Delúbio Soares (*)
“O destino humano é uma tremenda ironia”
Luis Buñuel
Quis o destino que a história do Brasil, tão cheia de caprichos quanto generosa, nos reservasse para a virada de 2010, um de seus capítulos mais belos. Importa pouco ou nada importa se muitos ficaram pelos caminhos da luta para que pudéssemos vivê-lo. Pelo Brasil e por seu povo, todo e qualquer sacrifício compensa e, por mais dura que seja sua provação, será pouco diante da grandeza de nossa gente e de seu merecimento.
Impossível não se emocionar com a beleza desse instante da vida nacional. Depois de seguidas derrotas e de tanto esforço, o operário metalúrgico, o migrante nordestino, o menino pobre e ex-engraxate, o filho carinhoso de Dona Lindú, o que foi atacado impiedosamente por não ter diploma e por seus tropeços gramaticais, realizou um governo que está no coração do povo, registrado em página memorável de nossa história, elogiado pelo mundo e quebrando paradigmas e recordes.

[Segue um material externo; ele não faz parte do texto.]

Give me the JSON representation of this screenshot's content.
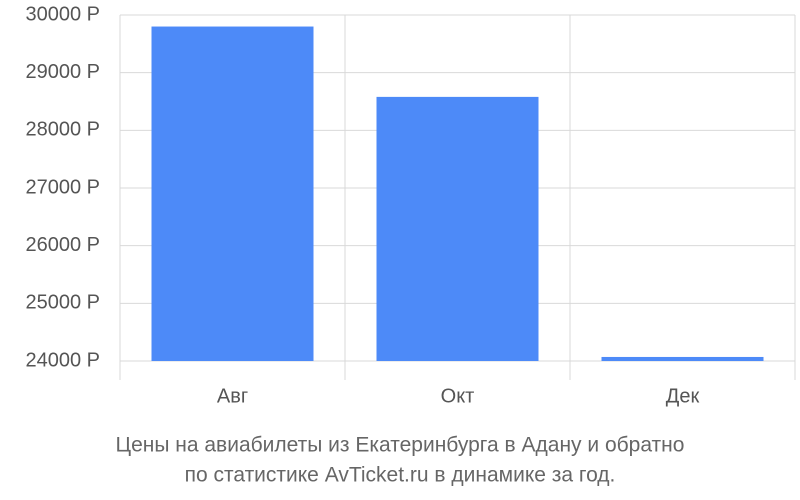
{
  "chart_data": {
    "type": "bar",
    "title": [
      "Цены на авиабилеты из Екатеринбурга в Адану и обратно",
      "по статистике AvTicket.ru в динамике за год."
    ],
    "categories": [
      "Авг",
      "Окт",
      "Дек"
    ],
    "values": [
      29800,
      28580,
      24070
    ],
    "color": "#4d8af8",
    "ylim": [
      24000,
      30000
    ],
    "yticks": [
      {
        "value": 24000,
        "label": "24000 Р"
      },
      {
        "value": 25000,
        "label": "25000 Р"
      },
      {
        "value": 26000,
        "label": "26000 Р"
      },
      {
        "value": 27000,
        "label": "27000 Р"
      },
      {
        "value": 28000,
        "label": "28000 Р"
      },
      {
        "value": 29000,
        "label": "29000 Р"
      },
      {
        "value": 30000,
        "label": "30000 Р"
      }
    ],
    "grid": true
  }
}
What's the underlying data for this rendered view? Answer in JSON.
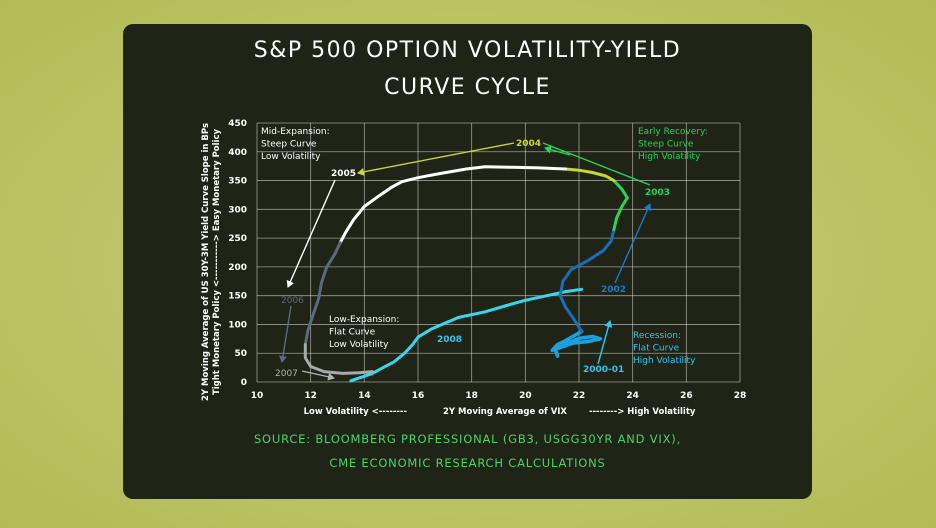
{
  "title_line1": "S&P 500 OPTION VOLATILITY-YIELD",
  "title_line2": "CURVE CYCLE",
  "source_line1": "SOURCE: BLOOMBERG PROFESSIONAL (GB3, USGG30YR AND VIX),",
  "source_line2": "CME ECONOMIC RESEARCH CALCULATIONS",
  "chart_data": {
    "type": "line",
    "title": "S&P 500 OPTION VOLATILITY-YIELD CURVE CYCLE",
    "xlabel_left": "Low Volatility <--------",
    "xlabel": "2Y Moving Average of VIX",
    "xlabel_right": "--------> High Volatility",
    "ylabel": "2Y Moving Average of US 30Y-3M Yield Curve Slope in BPs",
    "ylabel2": "Tight Monetary Policy <-----------> Easy Monetary Policy",
    "xlim": [
      10,
      28
    ],
    "ylim": [
      0,
      450
    ],
    "x_ticks": [
      "10",
      "12",
      "14",
      "16",
      "18",
      "20",
      "22",
      "24",
      "26",
      "28"
    ],
    "y_ticks": [
      "0",
      "50",
      "100",
      "150",
      "200",
      "250",
      "300",
      "350",
      "400",
      "450"
    ],
    "grid": true,
    "series": [
      {
        "color": "#36d7f0",
        "points": [
          [
            13.5,
            2
          ],
          [
            14.3,
            15
          ],
          [
            14.7,
            25
          ],
          [
            15.1,
            35
          ],
          [
            15.5,
            50
          ],
          [
            15.8,
            65
          ],
          [
            16.0,
            78
          ],
          [
            16.5,
            92
          ],
          [
            17.0,
            102
          ],
          [
            17.5,
            112
          ],
          [
            18.5,
            122
          ],
          [
            19.3,
            133
          ],
          [
            20.0,
            142
          ],
          [
            20.8,
            150
          ],
          [
            21.5,
            157
          ],
          [
            22.1,
            161
          ]
        ]
      },
      {
        "color": "#1aa1e0",
        "points": [
          [
            21.2,
            45
          ],
          [
            21.1,
            58
          ],
          [
            21.6,
            68
          ],
          [
            22.0,
            76
          ],
          [
            22.5,
            79
          ],
          [
            22.8,
            75
          ],
          [
            22.3,
            70
          ],
          [
            21.8,
            68
          ],
          [
            21.3,
            60
          ],
          [
            21.0,
            55
          ],
          [
            21.2,
            65
          ],
          [
            21.5,
            72
          ],
          [
            21.8,
            80
          ],
          [
            22.1,
            88
          ]
        ]
      },
      {
        "color": "#1a6eb8",
        "points": [
          [
            22.1,
            88
          ],
          [
            21.8,
            110
          ],
          [
            21.5,
            130
          ],
          [
            21.3,
            150
          ],
          [
            21.4,
            175
          ],
          [
            21.7,
            195
          ],
          [
            22.3,
            210
          ],
          [
            22.9,
            228
          ],
          [
            23.2,
            245
          ],
          [
            23.3,
            265
          ]
        ]
      },
      {
        "color": "#28d45a",
        "points": [
          [
            23.3,
            265
          ],
          [
            23.4,
            285
          ],
          [
            23.6,
            305
          ],
          [
            23.8,
            320
          ],
          [
            23.6,
            335
          ],
          [
            23.3,
            350
          ]
        ]
      },
      {
        "color": "#c9d63a",
        "points": [
          [
            23.3,
            350
          ],
          [
            23.0,
            358
          ],
          [
            22.5,
            364
          ],
          [
            22.0,
            368
          ],
          [
            21.5,
            370
          ]
        ]
      },
      {
        "color": "#ffffff",
        "points": [
          [
            21.5,
            370
          ],
          [
            20.5,
            372
          ],
          [
            19.5,
            373
          ],
          [
            18.5,
            374
          ],
          [
            17.8,
            370
          ],
          [
            16.8,
            362
          ],
          [
            16.0,
            355
          ],
          [
            15.4,
            348
          ],
          [
            15.0,
            338
          ],
          [
            14.5,
            322
          ],
          [
            14.0,
            305
          ],
          [
            13.6,
            282
          ],
          [
            13.3,
            260
          ],
          [
            13.1,
            242
          ]
        ]
      },
      {
        "color": "#5a6b80",
        "points": [
          [
            13.1,
            242
          ],
          [
            12.9,
            222
          ],
          [
            12.6,
            200
          ],
          [
            12.4,
            172
          ],
          [
            12.3,
            145
          ],
          [
            12.1,
            118
          ],
          [
            11.9,
            90
          ],
          [
            11.8,
            65
          ]
        ]
      },
      {
        "color": "#a8abab",
        "points": [
          [
            11.8,
            65
          ],
          [
            11.8,
            42
          ],
          [
            12.0,
            27
          ],
          [
            12.5,
            18
          ],
          [
            13.2,
            15
          ],
          [
            13.8,
            16
          ],
          [
            14.3,
            18
          ]
        ]
      }
    ],
    "annotations": {
      "y2004": "2004",
      "y2005": "2005",
      "y2003": "2003",
      "y2002": "2002",
      "y2006": "2006",
      "y2007": "2007",
      "y2008": "2008",
      "y2000": "2000-01",
      "mid_expansion": [
        "Mid-Expansion:",
        "Steep Curve",
        "Low Volatility"
      ],
      "early_recovery": [
        "Early Recovery:",
        "Steep Curve",
        "High Volatility"
      ],
      "low_expansion": [
        "Low-Expansion:",
        "Flat Curve",
        "Low Volatility"
      ],
      "recession": [
        "Recession:",
        "Flat Curve",
        "High Volatility"
      ]
    }
  }
}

Passará a faixa presidencial para uma mulher, nossa primeira presidenta.
Com o jeito dos mineiros e o ímpeto dos gaúchos, exigente e incansável, executiva competente e visionária, Dilma Rousseff chega à presidência da República sem medo e sem ódio. Ela não tem tempo de olhar para trás. Os que torturaram o corpo da jovem idealista não atingiram o espírito da mulher guerreira e determinada. Mãe e avó, Dilma chega ao Planalto com o compromisso histórico de continuar o mais bem-sucedido dos governos que o Brasil já conheceu e de mostrar ao mundo o talento e a garra da mulher brasileira.
O filho da mulher humilde e lutadora, que fugiu da seca e da fome do sertão nordestino em busca de uma vida melhor para uma penca de filhos, passa o comando de nosso país à filha do homem que deixou a fria Bulgária para encontrar no Brasil a oportunidade de trabalhar, tornar-se empresário de sucesso e constituir família. Dois destinos tão diferentes e tão iguais, que se encontram num momento maior da história de nosso país! Duas histórias tão diversas e tão coincidentes que se entrelaçam por conta da ironia do destino, dos desígnios insondáveis do universo e da vontade inapelável do povo! São os ventos da história, os que afastam do caminho dos povos o que não lhes é necessário e aproxima pedras e sonhos na construção do amanhã.
Teria pensado em ser presidente do Brasil o menino retirante, recém chegado da então paupérrima Garanhuns à fervilhante São Paulo, no instante mágico e dramático em que sua adorada mãe recusou-se a entregá-lo em adoção por caridosa senhora de classe média, visivelmente incomodada com a pobreza daquela família sem pai? O menino pobre tornou-se presidente da República e não são poucos o que o acham o maior de todos os que tiveram a oportunidade de governar o Brasil.
Por 28 dias torturada barbaramente, tendo seu corpo violado por chutes, pancadas e choques elétricos, a jovem mineira de família abastada e que se entregara à luta contra a mais cruel e brutal de todas as ditaduras que seu país conheceu, teria vislumbrado o momento em que, por decisão de 55 milhões de compatriotas seus, anos depois, não teria seu corpo coberto por feridas, mas pela faixa presidencial? Que os soldados de seu país não a teriam por prisioneira torturada, mas por comandante suprema das Forças Armadas? Que os que se oporiam a ela, na mais sórdida campanha eleitoral já assistida pelos brasileiros, seriam derrotados de forma eloqüente? A jovem idealista e sofrida chegou à presidência de seu país e seu povo lhe deposita imensa esperança e lhe destina confiança imensa na capacidade de trabalho e sabida competência.
Que grande dia esse, em que na virada de um ano para outro, com o mapa social, político, econômico e humano do país absolutamente mudado para melhor, o filho do pobre e a filha do rico, o operário e a doutora, Lula e Dilma, por obra dos ventos da história e da grandeza de nosso povo, protagonizam um dos momentos mais belos de nossa história!
Que imenso orgulho de meu país, de meu povo e da história que, juntos, estamos escrevendo.